Welcome to the first Chamber Conversation series, a quarterly feature that invites the Chamber community to get to know fellow members and to discover the paths that led them to our Cambridge business community.
“My mother sat me down to rip the seam.”
You mentioned that you learned your craft as a tailor from your family. Can you describe that?
My parents were part of the Great Migration of African Americans from the rural South to northern cities. My mother graduated from Xavier University in New Orleans, class of 1932. From there, my parents moved to Chicago.

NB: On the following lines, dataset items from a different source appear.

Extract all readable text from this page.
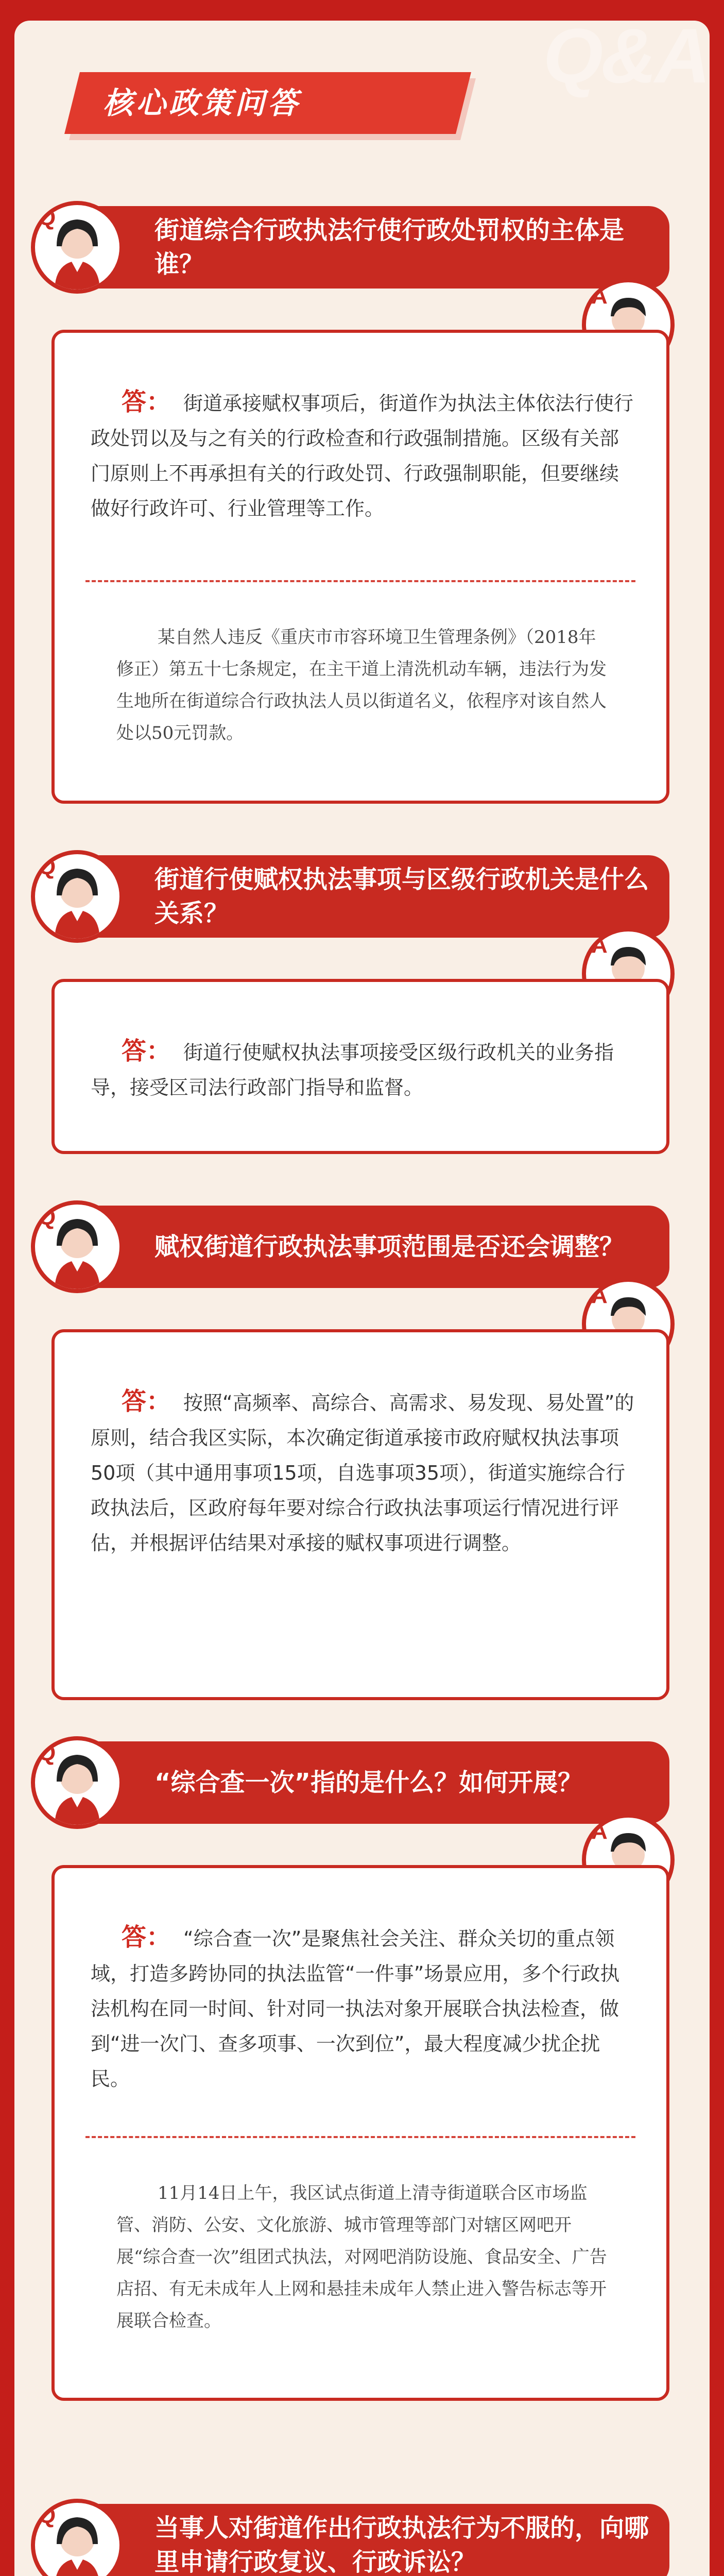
Q&A
核心政策问答
街道综合行政执法行使行政处罚权的主体是谁？
Q
A
答： 街道承接赋权事项后，街道作为执法主体依法行使行政处罚以及与之有关的行政检查和行政强制措施。区级有关部门原则上不再承担有关的行政处罚、行政强制职能，但要继续做好行政许可、行业管理等工作。
某自然人违反《重庆市市容环境卫生管理条例》（2018年修正）第五十七条规定，在主干道上清洗机动车辆，违法行为发生地所在街道综合行政执法人员以街道名义，依程序对该自然人处以50元罚款。
街道行使赋权执法事项与区级行政机关是什么关系？
Q
A
答： 街道行使赋权执法事项接受区级行政机关的业务指导，接受区司法行政部门指导和监督。
赋权街道行政执法事项范围是否还会调整？
Q
A
答： 按照“高频率、高综合、高需求、易发现、易处置”的原则，结合我区实际，本次确定街道承接市政府赋权执法事项50项（其中通用事项15项，自选事项35项），街道实施综合行政执法后，区政府每年要对综合行政执法事项运行情况进行评估，并根据评估结果对承接的赋权事项进行调整。
“综合查一次”指的是什么？如何开展？
Q
A
答： “综合查一次”是聚焦社会关注、群众关切的重点领域，打造多跨协同的执法监管“一件事”场景应用，多个行政执法机构在同一时间、针对同一执法对象开展联合执法检查，做到“进一次门、查多项事、一次到位”，最大程度减少扰企扰民。
11月14日上午，我区试点街道上清寺街道联合区市场监管、消防、公安、文化旅游、城市管理等部门对辖区网吧开展“综合查一次”组团式执法，对网吧消防设施、食品安全、广告店招、有无未成年人上网和悬挂未成年人禁止进入警告标志等开展联合检查。
当事人对街道作出行政执法行为不服的，向哪里申请行政复议、行政诉讼？
Q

After 14 years of marriage and 4 kids, my parents divorced and my father moved back to Jackson, Mississippi. My mother then moved us into Altgeld Gardens in Chicago, where we lived 5 to a room. She had a sewing machine, and she sat me down to rip a seam - this was my first experience with sewing, and with work. I earned my first $2.00. From that point, I understood that to work is to get paid.

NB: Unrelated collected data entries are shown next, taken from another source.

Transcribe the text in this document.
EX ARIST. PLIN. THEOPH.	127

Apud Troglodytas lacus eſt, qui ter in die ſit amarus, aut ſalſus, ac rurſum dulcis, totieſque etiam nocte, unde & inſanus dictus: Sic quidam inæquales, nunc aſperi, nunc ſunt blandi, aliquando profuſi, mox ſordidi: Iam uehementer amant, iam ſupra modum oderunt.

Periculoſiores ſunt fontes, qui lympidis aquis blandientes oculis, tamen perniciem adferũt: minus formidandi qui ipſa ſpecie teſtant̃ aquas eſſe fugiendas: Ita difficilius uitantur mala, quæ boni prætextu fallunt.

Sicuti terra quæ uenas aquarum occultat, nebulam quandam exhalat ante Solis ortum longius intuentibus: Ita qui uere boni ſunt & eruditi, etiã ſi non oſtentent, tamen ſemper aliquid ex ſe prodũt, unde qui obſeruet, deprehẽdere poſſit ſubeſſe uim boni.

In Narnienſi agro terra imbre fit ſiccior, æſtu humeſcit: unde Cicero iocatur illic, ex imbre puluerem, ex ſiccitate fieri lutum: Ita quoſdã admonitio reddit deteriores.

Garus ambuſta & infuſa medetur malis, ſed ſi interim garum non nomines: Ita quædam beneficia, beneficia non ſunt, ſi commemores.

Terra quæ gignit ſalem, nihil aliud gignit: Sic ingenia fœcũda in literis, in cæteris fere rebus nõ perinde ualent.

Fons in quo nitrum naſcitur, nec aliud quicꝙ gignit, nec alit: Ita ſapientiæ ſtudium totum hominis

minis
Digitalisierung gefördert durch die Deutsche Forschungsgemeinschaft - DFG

Eventually, my mother moved us to Hyde Park, near the University of Chicago, and started a business out of our home. We came up with the name Traveling Tailor there. Mother designed and made clothes for children and adults – every seam was sewn by hand and custom made. We children and my mother worked together on the garments.
“I disrupted the system but had no idea I was breaking the mold.”
What brought you to Cambridge?
My dream was to move to Paris, and my mother supported me in this. In Paris, I set up an alteration and custom design service in the 16th arrondissement. My clients came to me. To stay in Paris, I was required to enroll as a student and to check in with the police regularly. I applied for working papers and established my business - and my life. On the weekends, I went with friends to music clubs. Before going into a club, we stood in front of a peephole so the club staff could see us. People in Paris were welcoming to African Americans.
My sister was married and living in Boston with 2 children. I left Paris and came to Boston to help with her family. In Boston, I attended the School of Fashion Design on Newbury Street and got a job a Filene’s. Before long, with support from designer Alfred Fiandaca, I became the first woman to work in menswear at Filene’s.
By 2008, I owned and ran a boutique called Coleman & Mason, in Washington Square, Brookline, but my business did not survive the financial crisis. At that time, there was no help for small businesses. I lost the store and my apartment. To try to recover, I moved to the Y in Cambridge and enrolled in business classes at Cambridge College. I was not sure I could manage in school -- do I have the mind to do this at my age? -- but I finished my undergraduate degree at Cambridge College and enrolled in an MBA program at Suffolk University’s Sawyer Business School.
Attending classes and doing my schoolwork from the Y during the pandemic was challenging. Cambridge libraries were closed and wifi access was unreliable. Many times, I worked in Harvard libraries. I earned my MBA in December 2021.
“To write the story”
The Traveling Tailor is on the move. What's Next?
I decided I needed to leave when I recognized the challenges I have faced – and have overcome. I knew I needed to go back to Chicago. On May 9, I start as an on-site tailor at Ralph Lauren on Michigan Ave, Chicago. Once I’m settled in Chicago I’ll look back and begin to piece together my story. I’ll work on my memoirs and will tell my story.